Übrigens hatte der Generalstab der russischen Streitkräfte bereits am 13. März vor einer in Ost-Ghuta vorbereiteten Provokation mittels Inszenierung eines C-Waffen-Einsatzes gewarnt. Dreieinhalb Wochen später fand sie statt, 19 Tage danach wurde sie entlarvt.

Und wie reagieren die deutschen Leitmedien und die übergroße Mehrzahl der sonstigen Publikationsorgane? Sie machen es sich einfach und verschwiegen die außerordentlich bedeutsame Presseveranstaltung. Wieder einmal: Schweigen im Pressewalde. Allerdings, ganz so zufällig war das nicht.

Der US-Vertreter bei der Organisation für das Verbot chemischer Waffen (OPCW) tat alles nur Mögliche, um seine Kollegen sowie Korrespondenten aus NATO-Staaten von einer Teilnahme an der Veranstaltung abzuhalten. Nicht ohne Erfolg. Auch in schweren Momenten gilt es, das Banner der Bündnistreue hochzuhalten.

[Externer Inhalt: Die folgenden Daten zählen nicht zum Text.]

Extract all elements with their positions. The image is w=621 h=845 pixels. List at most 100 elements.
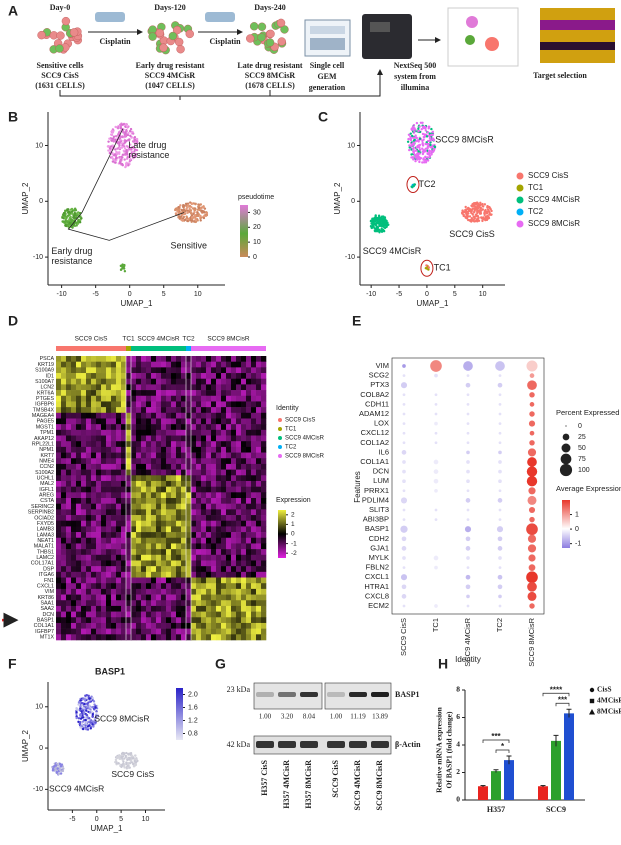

In DIE ZEIT-Medienkunde steht über die Aufgabe der Medien: Der Journalismus hat den rechtlichen Auftrag, eine Kritik- und Kontrollfunktion in der Gesellschaft wahrzunehmen: Also Missstände aufzudecken, Gegebenheiten zu hinterfragen und Kritik zu üben

Frage: Werden unsere Medien dieser Aufgabe noch gerecht?

Ich meine: Nein. In weiten Teilen ist die Berichterstattung zu einem Propagandainstrument des aggressiven Militärbündnisses NATO herabgesunken.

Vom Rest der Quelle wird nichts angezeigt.